L'Espagne a confirmé une infection à hantavirus chez un passager espagnol évacué du MV Hondius, le navire de croisière immatriculé aux Pays-Bas au cœur d'une épidémie mortelle qui a entraîné des quarantaines dans plusieurs pays.
L'homme fait partie des 14 Espagnols mis en quarantaine dans un hôpital militaire à Madrid après leur évacuation du navire dimanche, a indiqué le ministère espagnol de la Santé. Les 13 autres ont eu des résultats négatifs, selon le ministère.

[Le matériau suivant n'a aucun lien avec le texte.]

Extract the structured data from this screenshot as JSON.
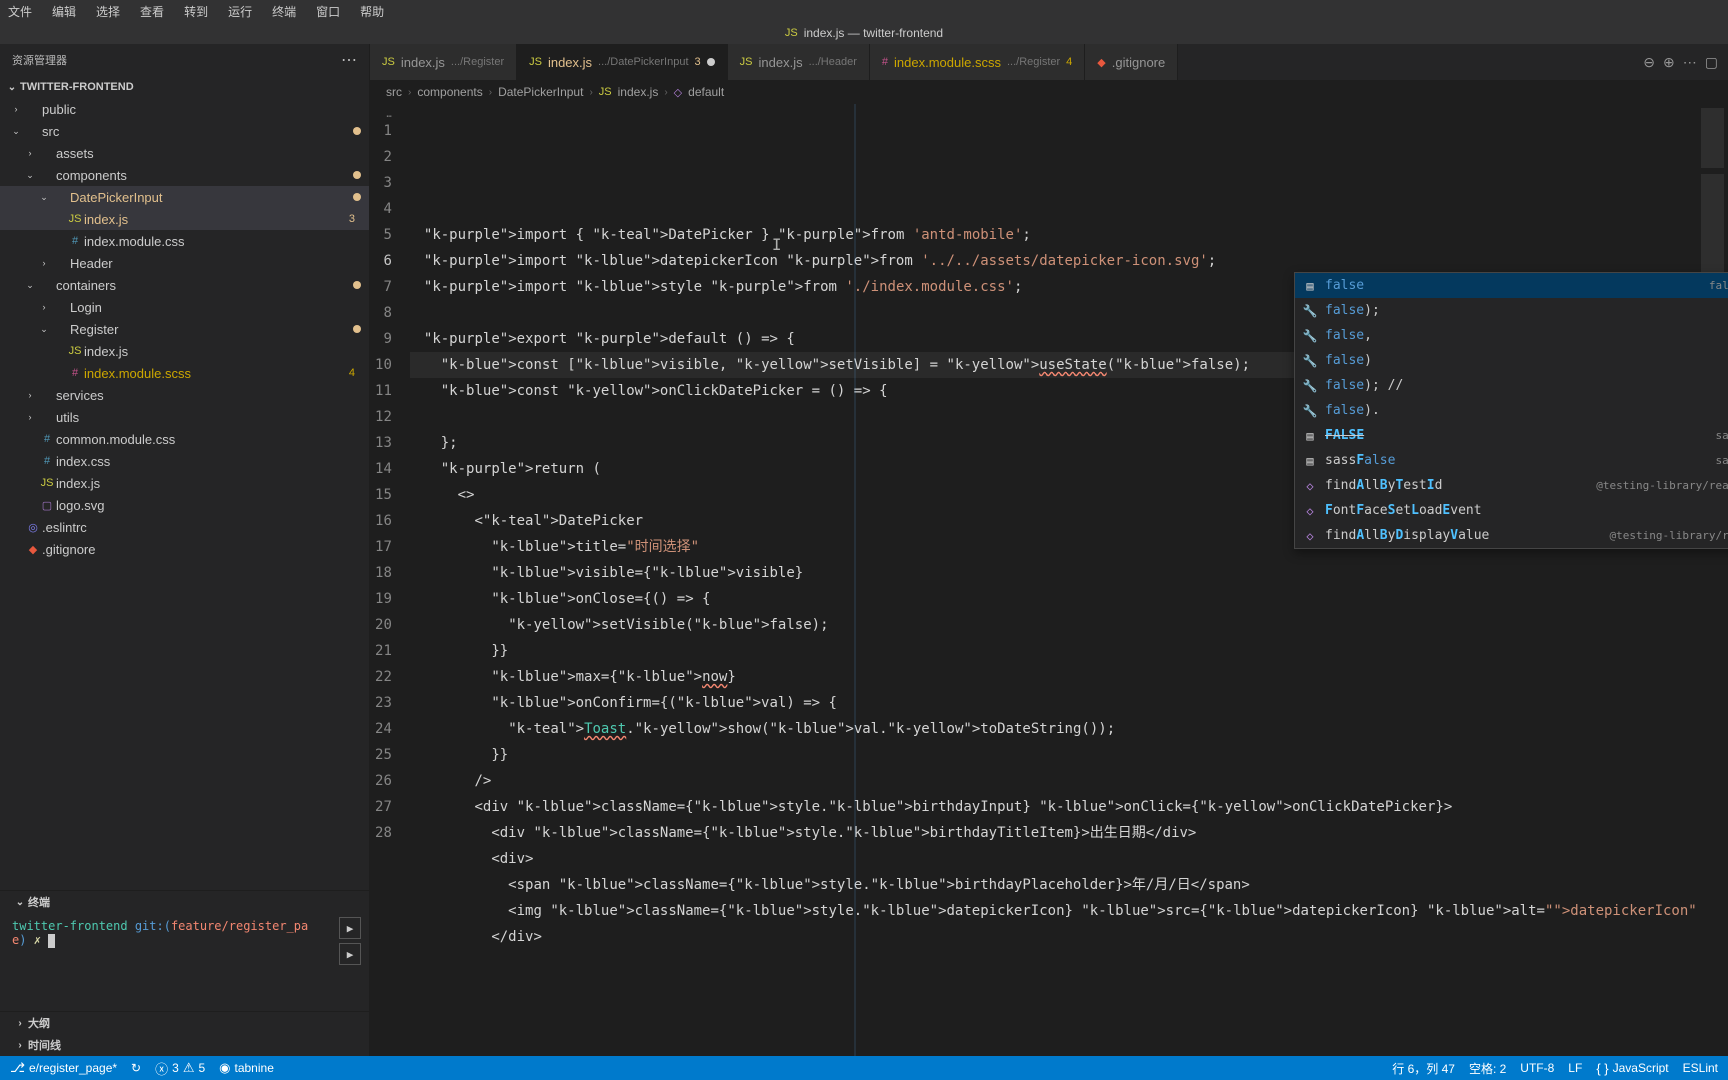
{
  "menubar": [
    "文件",
    "编辑",
    "选择",
    "查看",
    "转到",
    "运行",
    "终端",
    "窗口",
    "帮助"
  ],
  "title": "index.js — twitter-frontend",
  "sidebar": {
    "header": "资源管理器",
    "project": "TWITTER-FRONTEND",
    "tree": [
      {
        "d": 0,
        "exp": ">",
        "icon": "folder",
        "label": "public"
      },
      {
        "d": 0,
        "exp": "v",
        "icon": "folder",
        "label": "src",
        "dot": "#e2c08d"
      },
      {
        "d": 1,
        "exp": ">",
        "icon": "folder",
        "label": "assets"
      },
      {
        "d": 1,
        "exp": "v",
        "icon": "folder",
        "label": "components",
        "dot": "#e2c08d"
      },
      {
        "d": 2,
        "exp": "v",
        "icon": "folder",
        "label": "DatePickerInput",
        "dot": "#e2c08d",
        "active": true,
        "cls": "orange"
      },
      {
        "d": 3,
        "icon": "js",
        "label": "index.js",
        "badge": "3",
        "cls": "orange",
        "active": true
      },
      {
        "d": 3,
        "icon": "css",
        "label": "index.module.css"
      },
      {
        "d": 2,
        "exp": ">",
        "icon": "folder",
        "label": "Header"
      },
      {
        "d": 1,
        "exp": "v",
        "icon": "folder",
        "label": "containers",
        "dot": "#e2c08d"
      },
      {
        "d": 2,
        "exp": ">",
        "icon": "folder",
        "label": "Login"
      },
      {
        "d": 2,
        "exp": "v",
        "icon": "folder",
        "label": "Register",
        "dot": "#e2c08d"
      },
      {
        "d": 3,
        "icon": "js",
        "label": "index.js"
      },
      {
        "d": 3,
        "icon": "scss",
        "label": "index.module.scss",
        "badge": "4",
        "cls": "yellow"
      },
      {
        "d": 1,
        "exp": ">",
        "icon": "folder",
        "label": "services"
      },
      {
        "d": 1,
        "exp": ">",
        "icon": "folder",
        "label": "utils"
      },
      {
        "d": 1,
        "icon": "css",
        "label": "common.module.css"
      },
      {
        "d": 1,
        "icon": "css",
        "label": "index.css"
      },
      {
        "d": 1,
        "icon": "js",
        "label": "index.js"
      },
      {
        "d": 1,
        "icon": "svg",
        "label": "logo.svg"
      },
      {
        "d": 0,
        "icon": "eslint",
        "label": ".eslintrc"
      },
      {
        "d": 0,
        "icon": "git",
        "label": ".gitignore"
      }
    ],
    "terminal_header": "终端",
    "outline": "大纲",
    "timeline": "时间线"
  },
  "terminal": {
    "line1_a": "twitter-frontend",
    "line1_b": "git:(",
    "line1_c": "feature/register_pa",
    "line2_a": "e",
    "line2_b": ") ",
    "line2_c": "✗"
  },
  "tabs": [
    {
      "icon": "js",
      "name": "index.js",
      "path": ".../Register"
    },
    {
      "icon": "js",
      "name": "index.js",
      "path": ".../DatePickerInput",
      "badge": "3",
      "badgeCls": "orange",
      "active": true,
      "dirty": true
    },
    {
      "icon": "js",
      "name": "index.js",
      "path": ".../Header"
    },
    {
      "icon": "scss",
      "name": "index.module.scss",
      "path": ".../Register",
      "badge": "4",
      "badgeCls": "yellow"
    },
    {
      "icon": "git",
      "name": ".gitignore"
    }
  ],
  "breadcrumbs": [
    "src",
    "components",
    "DatePickerInput",
    "index.js",
    "default"
  ],
  "gutter_fold": "⋯",
  "lines": {
    "1": "import { DatePicker } from 'antd-mobile';",
    "2": "import datepickerIcon from '../../assets/datepicker-icon.svg';",
    "3": "import style from './index.module.css';",
    "5": "export default () => {",
    "6": "  const [visible, setVisible] = useState(false);",
    "7": "  const onClickDatePicker = () => {",
    "9": "  };",
    "10": "  return (",
    "11": "    <>",
    "12": "      <DatePicker",
    "13": "        title=\"时间选择\"",
    "14": "        visible={visible}",
    "15": "        onClose={() => {",
    "16": "          setVisible(false);",
    "17": "        }}",
    "18": "        max={now}",
    "19": "        onConfirm={(val) => {",
    "20": "          Toast.show(val.toDateString());",
    "21": "        }}",
    "22": "      />",
    "23": "      <div className={style.birthdayInput} onClick={onClickDatePicker}>",
    "24": "        <div className={style.birthdayTitleItem}>出生日期</div>",
    "25": "        <div>",
    "26": "          <span className={style.birthdayPlaceholder}>年/月/日</span>",
    "27": "          <img className={style.datepickerIcon} src={datepickerIcon} alt=\"datepickerIcon\"",
    "28": "        </div>"
  },
  "suggest": [
    {
      "icon": "snip",
      "label": "false",
      "detail": "false",
      "sel": true
    },
    {
      "icon": "wrench",
      "label": "false);"
    },
    {
      "icon": "wrench",
      "label": "false,"
    },
    {
      "icon": "wrench",
      "label": "false)"
    },
    {
      "icon": "wrench",
      "label": "false); //"
    },
    {
      "icon": "wrench",
      "label": "false)."
    },
    {
      "icon": "snip",
      "label": "FALSE",
      "detail": "sass",
      "strike": true
    },
    {
      "icon": "snip",
      "label": "sassFalse",
      "detail": "sass"
    },
    {
      "icon": "box",
      "label": "findAllByTestId",
      "detail": "@testing-library/react"
    },
    {
      "icon": "box",
      "label": "FontFaceSetLoadEvent"
    },
    {
      "icon": "box",
      "label": "findAllByDisplayValue",
      "detail": "@testing-library/re…"
    }
  ],
  "status": {
    "branch": "e/register_page*",
    "sync": "↻",
    "errors": "3",
    "warnings": "5",
    "tabnine": "tabnine",
    "cursor": "行 6，列 47",
    "spaces": "空格: 2",
    "encoding": "UTF-8",
    "eol": "LF",
    "lang": "JavaScript",
    "eslint": "ESLint"
  }
}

“Le patient qui avait provisoirement été testé positif au hantavirus hier a été confirmé positif,” a déclaré le ministère mardi. Il a indiqué que le patient avait eu une légère fièvre et de légers symptômes respiratoires lundi, mais qu'il était stable et ne présentait pas de détérioration clinique manifeste.

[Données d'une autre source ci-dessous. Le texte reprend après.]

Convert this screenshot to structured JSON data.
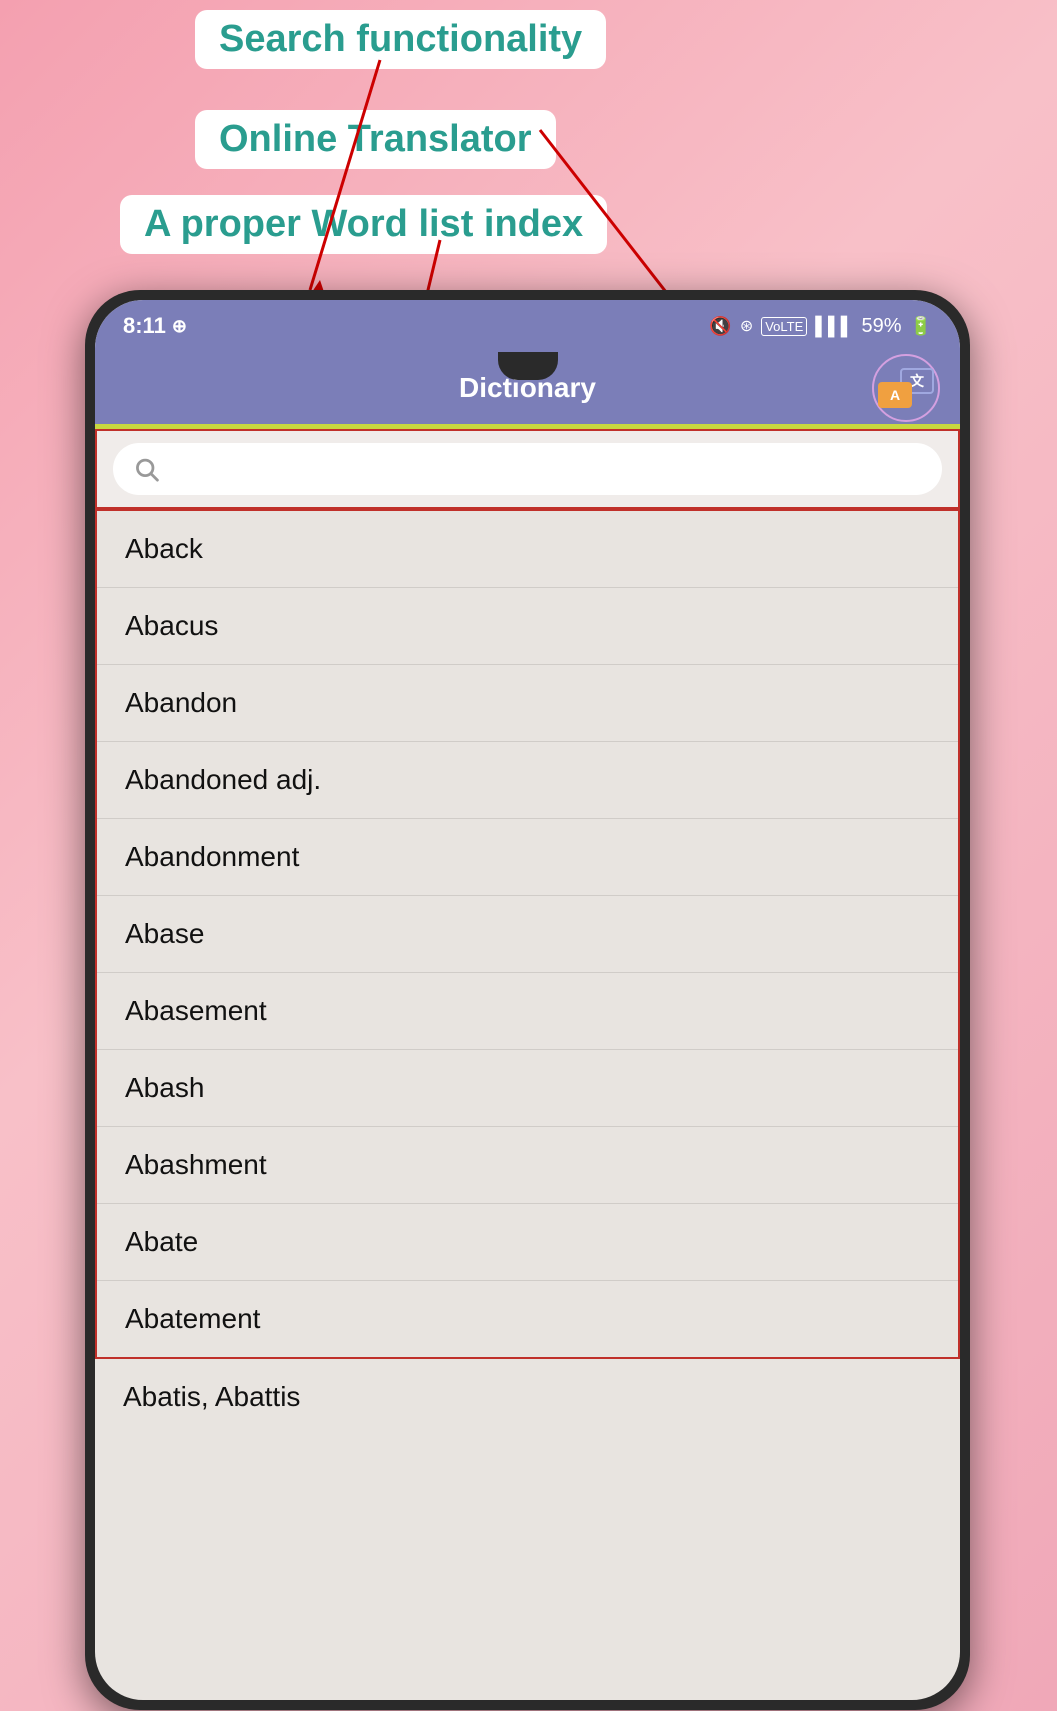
{
  "annotations": {
    "label1": "Search functionality",
    "label2": "Online Translator",
    "label3": "A proper Word list index"
  },
  "status_bar": {
    "time": "8:11",
    "whatsapp_icon": "⊙",
    "battery": "59%"
  },
  "app": {
    "title": "Dictionary",
    "translate_label_top": "文",
    "translate_label_bottom": "A"
  },
  "search": {
    "placeholder": ""
  },
  "word_list": [
    "Aback",
    "Abacus",
    "Abandon",
    "Abandoned adj.",
    "Abandonment",
    "Abase",
    "Abasement",
    "Abash",
    "Abashment",
    "Abate",
    "Abatement"
  ],
  "partial_word": "Abatis, Abattis"
}
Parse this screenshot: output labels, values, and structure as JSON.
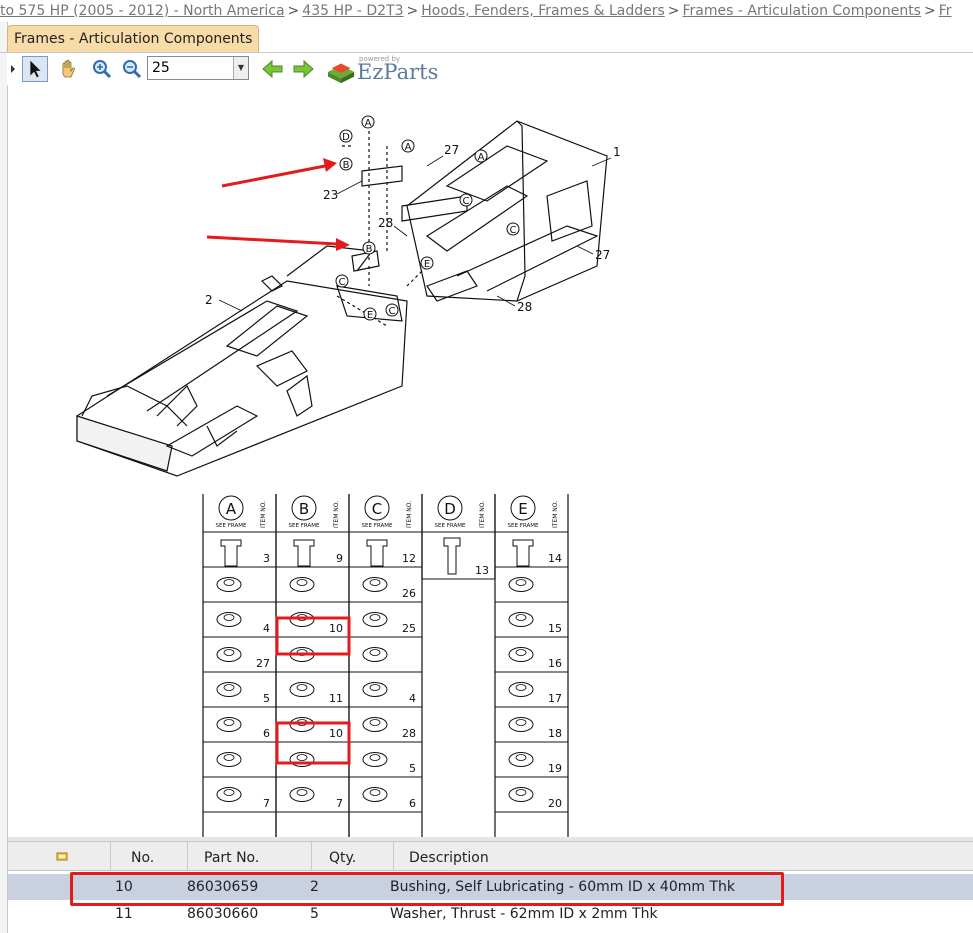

The World Health Organization a confirmé 11 cas liés à l'épidémie, dont trois décès parmi des personnes ayant été à bord du navire. Neuf des cas confirmés concernaient la variante des Andes, une forme rare de hantavirus qui se transmet habituellement par les rongeurs mais peut se transmettre entre humains, a indiqué WHO. Il n'existe ni vaccin ni traitement spécifique, bien que les autorités sanitaires affirment qu'une détection précoce et des soins médicaux augmentent les chances de survie.
L'épidémie a attiré l'attention internationale parce que les autorités sanitaires affirment qu'il s'agit de la première épidémie de hantavirus connue à bord d'un navire de croisière. Le MV Hondius a vu 87 passagers et 35 membres d'équipage évacués, les voyageurs ayant été rapatriés ou transférés vers leur pays d'origine pour y être surveillés ou placés en quarantaine.
Le directeur général de la WHO, Tedros Adhanom Ghebreyesus, a déclaré que le nombre de cas avait peu évolué au cours de la dernière semaine grâce à la coordination entre gouvernements et partenaires. “At the moment, there is no sign that we are seeing the start of a larger outbreak,” a-t-il ajouté. “But of course the situation could change, and given the long incubation period of the virus, it’s possible we might see more cases in the coming weeks.”
WHO a conseillé aux passagers de retour de rester en quarantaine, soit à domicile, soit à l'hôpital, pendant 42 jours. Les pays peuvent procéder différemment pour la surveillance de leurs ressortissants qui reviennent du navire sans symptômes.
D'autres pays suivent aussi les cas et les expositions liés au navire. Une Française évacuée du Hondius est restée en soins intensifs à Paris dans un état stable, tandis que les autorités françaises ont tenu des réunions d'urgence mardi. Aux Pays-Bas, un hôpital a mis 12 membres du personnel en quarantaine pendant six semaines par précaution après que des prélèvements sanguins et urinaires d'un patient lié à la croisière atteint de hantavirus ont été manipulés de manière inappropriée.
Le navire vogue maintenant en direction des Pays-Bas, où il devrait subir des opérations de nettoyage et de désinfection. Les autorités sanitaires ont déclaré que le risque pour la population générale reste faible, mais la longue période d'incubation pousse les responsables à surveiller d'éventuels cas supplémentaires parmi les passagers et l'équipage évacués.